Wildlife Welfare: Adopting a New Ethic Everyone Can Agree Upon

Michelle D. Land

Stacked Harris Hawks

Harris’s Hawks, native to the Southwest, form complex social groups and hunt cooperatively, sometimes stacking 3-birds high to maximize good perching locations and find prey more efficiently.

Why animal protection organizations and environmentalists don’t collaborate more meaningfully is a long-standing question without a satisfactory answer.

Typically, the explanation for a lack of sustained cooperation between the two is that animal protectionists are concerned about individual animals, while environmentalists care only about populations or healthy ecosystems. This “mission loyalty” is a false dichotomy. Climate change perturbations, palm oil plantations, industrial farming, habitat loss, over-harvesting…the list of intersecting interests is too long to exhaust. Ecosystems are comprised of millions of individual animals. And individual animals depend upon healthy ecosystems to thrive. Conservation biologists, Chris Darimont and Paul Paquet in their 2010 article, Wildlife conservation and animal welfare: two sides of the same coin? illuminate this point:

Although rarely considered, depriving animals of their life requisites by destroying or impoverishing their surroundings causes suffering of individuals through displacement, stress, starvation, and reduced security. The same human activities driving the current extinction crisis are also causing suffering, fear, physical injury, psychological trauma, and disease in wild animals. These discomforts are well beyond and additive to what might occur naturally (i.e., non-anthropomorphic).

On November 18th, a report by the Endangered Species Coalition entitled
No Room to Roam: 10 American Species in Need of Connectivity and Corridors” was released. It is an all-too-familiar plea for human “progress” to proceed responsibly for the sake of wildlife species on the brink of extinction. Road mortality, dams, persecution, wetland loss, and isolated populations with insufficient genetic diversity are among the culprits.

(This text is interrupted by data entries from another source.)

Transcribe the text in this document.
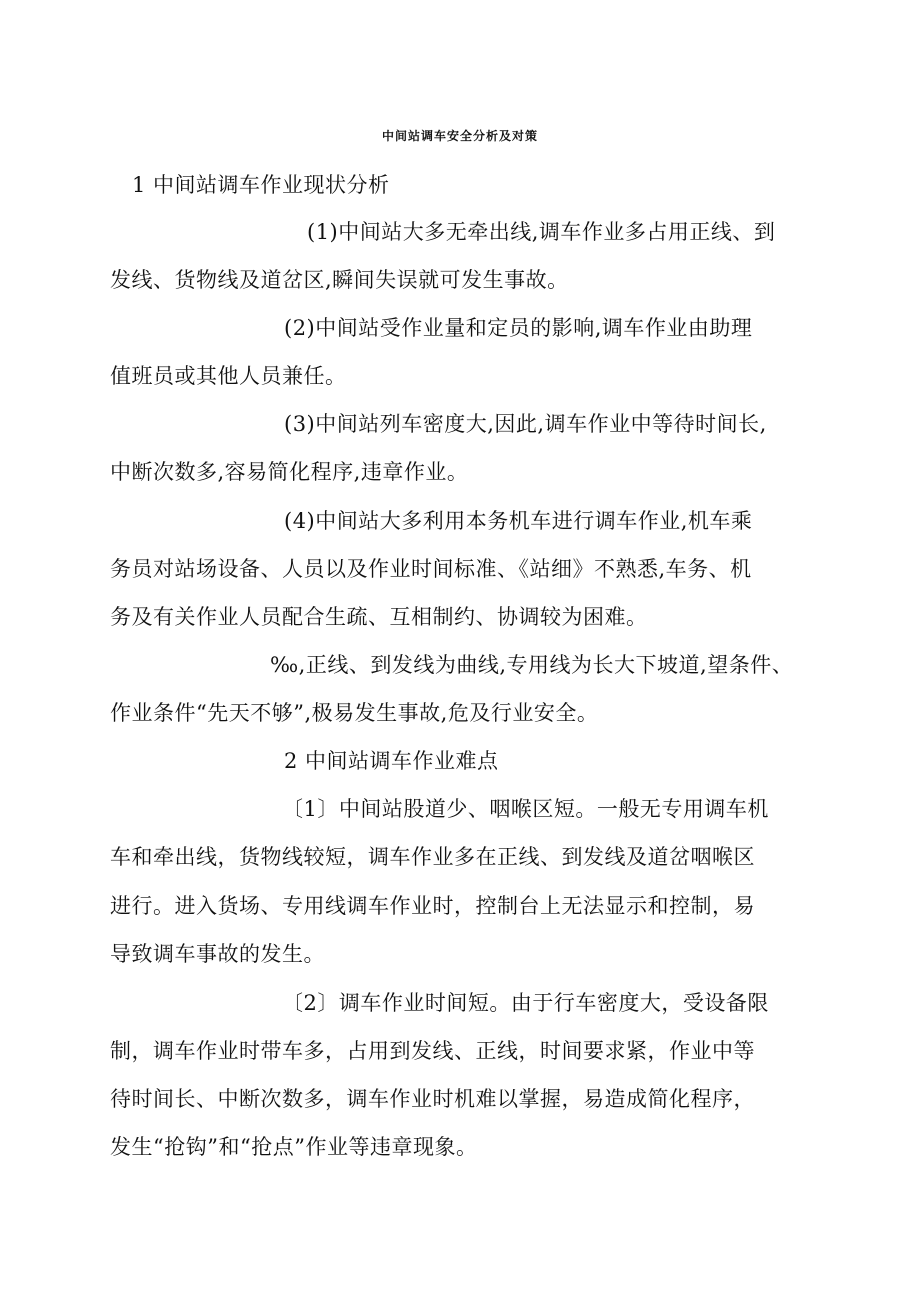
中间站调车安全分析及对策
1 中间站调车作业现状分析
(1)中间站大多无牵出线,调车作业多占用正线、到
发线、货物线及道岔区,瞬间失误就可发生事故。
(2)中间站受作业量和定员的影响,调车作业由助理
值班员或其他人员兼任。
(3)中间站列车密度大,因此,调车作业中等待时间长,
中断次数多,容易简化程序,违章作业。
(4)中间站大多利用本务机车进行调车作业,机车乘
务员对站场设备、人员以及作业时间标准、《站细》不熟悉,车务、机
务及有关作业人员配合生疏、互相制约、协调较为困难。
‰,正线、到发线为曲线,专用线为长大下坡道,望条件、
作业条件“先天不够”,极易发生事故,危及行业安全。
2 中间站调车作业难点
〔1〕中间站股道少、咽喉区短。一般无专用调车机
车和牵出线，货物线较短，调车作业多在正线、到发线及道岔咽喉区
进行。进入货场、专用线调车作业时，控制台上无法显示和控制，易
导致调车事故的发生。
〔2〕调车作业时间短。由于行车密度大，受设备限
制，调车作业时带车多，占用到发线、正线，时间要求紧，作业中等
待时间长、中断次数多，调车作业时机难以掌握，易造成简化程序，
发生“抢钩”和“抢点”作业等违章现象。
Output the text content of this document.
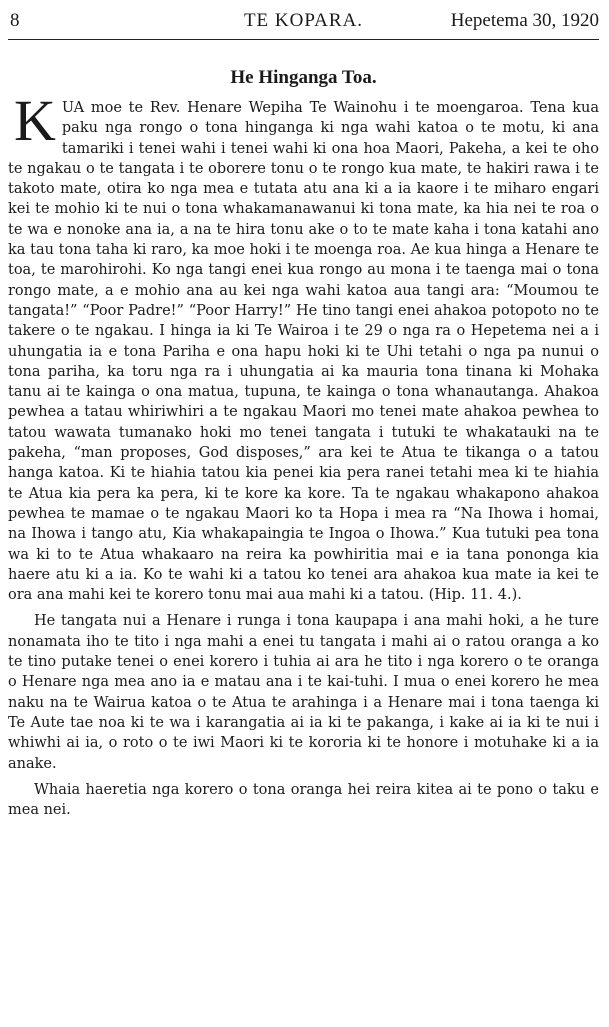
8	TE KOPARA.	Hepetema 30, 1920
He Hinganga Toa.

KUA moe te Rev. Henare Wepiha Te Wainohu i te moengaroa. Tena kua paku nga rongo o tona hinganga ki nga wahi katoa o te motu, ki ana tamariki i tenei wahi i tenei wahi ki ona hoa Maori, Pakeha, a kei te oho te ngakau o te tangata i te oborere tonu o te rongo kua mate, te hakiri rawa i te takoto mate, otira ko nga mea e tutata atu ana ki a ia kaore i te miharo engari kei te mohio ki te nui o tona whakamanawanui ki tona mate, ka hia nei te roa o te wa e nonoke ana ia, a na te hira tonu ake o to te mate kaha i tona katahi ano ka tau tona taha ki raro, ka moe hoki i te moenga roa. Ae kua hinga a Henare te toa, te marohirohi. Ko nga tangi enei kua rongo au mona i te taenga mai o tona rongo mate, a e mohio ana au kei nga wahi katoa aua tangi ara: “Moumou te tangata!” “Poor Padre!” “Poor Harry!” He tino tangi enei ahakoa potopoto no te takere o te ngakau. I hinga ia ki Te Wairoa i te 29 o nga ra o Hepetema nei a i uhungatia ia e tona Pariha e ona hapu hoki ki te Uhi tetahi o nga pa nunui o tona pariha, ka toru nga ra i uhungatia ai ka mauria tona tinana ki Mohaka tanu ai te kainga o ona matua, tupuna, te kainga o tona whanautanga. Ahakoa pewhea a tatau whiriwhiri a te ngakau Maori mo tenei mate ahakoa pewhea to tatou wawata tumanako hoki mo tenei tangata i tutuki te whakatauki na te pakeha, “man proposes, God disposes,” ara kei te Atua te tikanga o a tatou hanga katoa. Ki te hiahia tatou kia penei kia pera ranei tetahi mea ki te hiahia te Atua kia pera ka pera, ki te kore ka kore. Ta te ngakau whakapono ahakoa pewhea te mamae o te ngakau Maori ko ta Hopa i mea ra “Na Ihowa i homai, na Ihowa i tango atu, Kia whakapaingia te Ingoa o Ihowa.” Kua tutuki pea tona wa ki to te Atua whakaaro na reira ka powhiritia mai e ia tana pononga kia haere atu ki a ia. Ko te wahi ki a tatou ko tenei ara ahakoa kua mate ia kei te ora ana mahi kei te korero tonu mai aua mahi ki a tatou. (Hip. 11. 4.).

He tangata nui a Henare i runga i tona kaupapa i ana mahi hoki, a he ture nonamata iho te tito i nga mahi a enei tu tangata i mahi ai o ratou oranga a ko te tino putake tenei o enei korero i tuhia ai ara he tito i nga korero o te oranga o Henare nga mea ano ia e matau ana i te kai-tuhi. I mua o enei korero he mea naku na te Wairua katoa o te Atua te arahinga i a Henare mai i tona taenga ki Te Aute tae noa ki te wa i karangatia ai ia ki te pakanga, i kake ai ia ki te nui i whiwhi ai ia, o roto o te iwi Maori ki te kororia ki te honore i motuhake ki a ia anake.

Whaia haeretia nga korero o tona oranga hei reira kitea ai te pono o taku e mea nei.
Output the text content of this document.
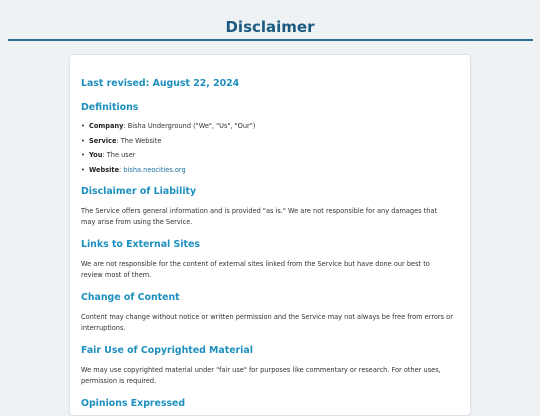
Disclaimer
Last revised: August 22, 2024
Definitions
• Company: Bisha Underground ("We", "Us", "Our")
• Service: The Website
• You: The user
• Website: bisha.neocities.org
Disclaimer of Liability
The Service offers general information and is provided "as is." We are not responsible for any damages that may arise from using the Service.
Links to External Sites
We are not responsible for the content of external sites linked from the Service but have done our best to review most of them.
Change of Content
Content may change without notice or written permission and the Service may not always be free from errors or interruptions.
Fair Use of Copyrighted Material
We may use copyrighted material under "fair use" for purposes like commentary or research. For other uses, permission is required.
Opinions Expressed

According to UCLA biology professor, Thomas Smith:

[T]he average annual rate of loss for animal and plant populations and their habitats is estimated to be 1 percent with two-thirds of the world’s terrestrial land area now devoted directly to supporting human populations, either through agriculture, fisheries, urbanization or infrastructure.

The most unusual feature of the “Room to Roam” report was its list of signatories – national environmental groups and Florida Panther HBCwildlife-specific organizations, such as NRDC, Defenders of Wildlife, Save the Frogs! and American Bird Conservancy. Absent from the signatures were animal welfare groups. There are as few as 100 – 180 individual adult Florida Panthers left on the planet, living on the tip of South Florida at risk of getting hit by vehicles (25 panthers were killed by traffic in 2014 alone). How is this not an animal welfare concern?

David S. Favre, Professor of Property and Animal Law, offers theories in his forward of the recently published casebook, What Can Animal Law Learn from Environmental Law?  Favre explains that “the world views and priorities” of the environmental and animal welfare groups are different and sometimes at odds.

The environmentalist sees the world as interacting ecosystems, complicated, and with many species and large numbers of unseen individual animals. Wildlife and wild place are just a subset of the bigger issues. Death of individual animals is accepted as part of the natural order of things, driving the engine of evolution.

A potential short-term solution is for all sides to adopt a new ethic of wildlife welfare: “In general, the notion that animal welfare actually applies to wildlife has escaped most welfarists and conservationists” according to Darimont and Pacquet.

Rather than wait for wildlife species to be in crisis, and thereby trigger our only tool for protecting them – the Endangered Species Act – animal welfarists and environmentalists should together call for proactive protection of all wildlife for the sake of individuals and populations alike.

Let’s take our cue from the Harris’s Hawk. Though not yet listed as endangered, it is on the fast track thanks to dam construction, habitat loss, excessive human disturbance, electrocution, even intentional shootings . Animal protectionists and environmentalists should emulate the bird’s natural instinct for cooperative behavior and band together to advocate for wildlife welfare. After all, “The welfare of individuals, the integrity of populations, and the preservation of species depends on the maintenance of ecological processes.” (Darimont and Pacquet)

2 Responses

  1. While there are some issues on which the environmental and animal rights movements should be able to agree, unfortunately the two movements have different approaches to ethics.
    Environmental ethics is often identified with Aldo Leopold’s land ethic. Leopold, who founded the profession of game management, saw the need to regulate hunting in order to prevent extinctions, while promoting hunting up to the point of extinction.
    Animal rights is associated with Peter Singer, who included nonhuman animals in the utilitarian ethic of the greatest good for the greatest number. Since the greatest number of nonhuman animals are domesticates, animal rights activists are primarily concerned with farm animals and pets.
    Where does this leave wildlife such as hawks, who are not officially endangered? Environmental organizations ignore them because they are too numerous, while animal rights organizations ignore them because they are too few.